Among Alaskans, heart disease is the second-leading cause of preventable death and stroke is No. 4.

Janice Gray, RN nurse consultant I and program manager for Take Heart Alaska's Heart Disease and Stroke Prevention Program, said, "Work site health promotion programs can effectively help your employees get healthier and avoid getting sick."

Of course, you can't be the health police, hovering over employees and nitpicking their choices. However, your influence at the workplace is important and can help your business' bottom line.

Gray said that high-quality heart health programs indicate a cost saving of $2 to $4 per each dollar invested.

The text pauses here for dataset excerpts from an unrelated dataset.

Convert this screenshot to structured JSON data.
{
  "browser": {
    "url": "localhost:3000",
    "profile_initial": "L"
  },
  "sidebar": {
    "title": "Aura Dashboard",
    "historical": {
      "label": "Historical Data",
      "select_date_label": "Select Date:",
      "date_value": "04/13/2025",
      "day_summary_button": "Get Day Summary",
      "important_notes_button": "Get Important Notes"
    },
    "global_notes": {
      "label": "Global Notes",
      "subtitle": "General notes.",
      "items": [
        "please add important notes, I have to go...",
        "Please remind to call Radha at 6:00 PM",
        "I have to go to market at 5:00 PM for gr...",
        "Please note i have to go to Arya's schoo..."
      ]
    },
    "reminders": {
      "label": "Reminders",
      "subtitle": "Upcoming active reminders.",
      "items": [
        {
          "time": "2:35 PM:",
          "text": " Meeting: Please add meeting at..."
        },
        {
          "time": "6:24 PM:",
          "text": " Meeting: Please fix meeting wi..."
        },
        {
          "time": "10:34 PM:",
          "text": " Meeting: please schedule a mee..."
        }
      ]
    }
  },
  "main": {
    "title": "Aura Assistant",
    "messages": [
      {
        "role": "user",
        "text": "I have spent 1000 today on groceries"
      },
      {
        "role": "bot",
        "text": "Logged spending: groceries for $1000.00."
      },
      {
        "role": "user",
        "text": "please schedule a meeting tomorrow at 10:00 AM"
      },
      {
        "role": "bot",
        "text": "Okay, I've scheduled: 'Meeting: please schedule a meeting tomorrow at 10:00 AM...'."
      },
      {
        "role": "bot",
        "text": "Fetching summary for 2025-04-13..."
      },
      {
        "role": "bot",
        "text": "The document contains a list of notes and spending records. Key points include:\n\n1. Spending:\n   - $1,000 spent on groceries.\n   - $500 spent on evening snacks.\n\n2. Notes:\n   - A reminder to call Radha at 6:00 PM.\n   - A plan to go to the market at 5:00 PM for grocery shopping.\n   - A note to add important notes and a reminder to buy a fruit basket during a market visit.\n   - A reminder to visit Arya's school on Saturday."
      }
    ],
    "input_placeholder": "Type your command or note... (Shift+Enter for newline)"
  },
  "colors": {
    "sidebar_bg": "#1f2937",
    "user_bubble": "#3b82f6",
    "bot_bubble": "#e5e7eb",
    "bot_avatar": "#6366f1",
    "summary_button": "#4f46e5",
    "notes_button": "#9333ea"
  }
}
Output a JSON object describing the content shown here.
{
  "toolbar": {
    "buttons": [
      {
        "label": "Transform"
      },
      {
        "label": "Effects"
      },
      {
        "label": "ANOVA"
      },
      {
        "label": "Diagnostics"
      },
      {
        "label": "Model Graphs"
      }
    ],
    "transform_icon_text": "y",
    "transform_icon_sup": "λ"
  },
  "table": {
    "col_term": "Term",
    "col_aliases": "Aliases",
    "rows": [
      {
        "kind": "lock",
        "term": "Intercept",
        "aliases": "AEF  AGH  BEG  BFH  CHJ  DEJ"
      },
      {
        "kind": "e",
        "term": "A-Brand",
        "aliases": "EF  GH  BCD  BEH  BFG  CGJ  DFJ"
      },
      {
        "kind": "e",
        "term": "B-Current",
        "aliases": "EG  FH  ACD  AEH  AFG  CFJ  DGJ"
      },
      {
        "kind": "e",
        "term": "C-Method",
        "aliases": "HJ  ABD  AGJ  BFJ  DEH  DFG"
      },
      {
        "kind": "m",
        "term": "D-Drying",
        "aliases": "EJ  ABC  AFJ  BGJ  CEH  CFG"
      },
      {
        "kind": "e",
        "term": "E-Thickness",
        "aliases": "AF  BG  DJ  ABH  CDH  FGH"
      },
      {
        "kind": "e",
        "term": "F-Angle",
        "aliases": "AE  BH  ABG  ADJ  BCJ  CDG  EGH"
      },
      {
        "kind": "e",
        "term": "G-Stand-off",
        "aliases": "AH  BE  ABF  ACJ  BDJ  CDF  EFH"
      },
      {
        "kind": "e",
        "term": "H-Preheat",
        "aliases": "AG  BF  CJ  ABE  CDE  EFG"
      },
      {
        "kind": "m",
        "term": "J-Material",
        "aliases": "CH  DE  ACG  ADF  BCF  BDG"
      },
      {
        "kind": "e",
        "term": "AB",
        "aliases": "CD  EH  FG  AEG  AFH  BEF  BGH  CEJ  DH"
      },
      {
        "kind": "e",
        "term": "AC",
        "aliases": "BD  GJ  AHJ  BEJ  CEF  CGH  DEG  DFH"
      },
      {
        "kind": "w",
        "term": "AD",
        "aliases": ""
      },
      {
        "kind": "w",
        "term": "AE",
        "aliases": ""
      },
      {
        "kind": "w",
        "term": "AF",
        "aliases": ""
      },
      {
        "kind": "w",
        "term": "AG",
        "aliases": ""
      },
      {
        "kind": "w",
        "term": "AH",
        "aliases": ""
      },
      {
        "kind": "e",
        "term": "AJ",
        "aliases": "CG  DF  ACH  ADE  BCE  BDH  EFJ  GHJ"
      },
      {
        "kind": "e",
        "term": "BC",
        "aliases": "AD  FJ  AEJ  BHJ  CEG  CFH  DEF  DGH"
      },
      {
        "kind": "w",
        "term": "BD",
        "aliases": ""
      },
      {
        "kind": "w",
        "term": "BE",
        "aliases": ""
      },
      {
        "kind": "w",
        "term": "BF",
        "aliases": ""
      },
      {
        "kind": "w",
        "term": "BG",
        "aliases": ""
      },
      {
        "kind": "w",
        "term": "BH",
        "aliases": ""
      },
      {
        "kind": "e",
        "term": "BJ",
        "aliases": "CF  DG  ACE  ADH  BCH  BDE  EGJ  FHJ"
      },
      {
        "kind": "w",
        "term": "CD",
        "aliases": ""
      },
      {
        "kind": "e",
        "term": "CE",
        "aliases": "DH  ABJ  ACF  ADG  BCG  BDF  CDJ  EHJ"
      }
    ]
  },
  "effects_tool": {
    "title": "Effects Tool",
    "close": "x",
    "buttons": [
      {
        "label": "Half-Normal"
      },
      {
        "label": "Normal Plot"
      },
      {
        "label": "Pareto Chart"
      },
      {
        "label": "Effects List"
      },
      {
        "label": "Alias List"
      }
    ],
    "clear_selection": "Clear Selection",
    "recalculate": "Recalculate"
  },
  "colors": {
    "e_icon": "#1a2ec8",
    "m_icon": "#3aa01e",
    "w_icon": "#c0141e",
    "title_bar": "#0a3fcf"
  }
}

"Work site health programs help recruit and retain employees," she added.

Before initiating a heart-healthy company culture, it is important to understand what contributes to and detracts from heart health. The experts agree that avoiding tobacco and controlling weight are the two pillars of good heart health.

SMOKING NO. 1 RISK

"Smoking cigarettes is the number one risk factor for developing blocked coronary arteries," said Stephen Jones, heart surgeon for Alaska Cardiothoracic Surgery in Anchorage. "It's old news and not glamorous, but it can't be over-emphasized."

Stan Watkins, a physician with the Alaska Heart Institute LLC in Anchorage agrees that "if you smoke, quitting smoking is the easiest and most bang for the buck for improving heart health."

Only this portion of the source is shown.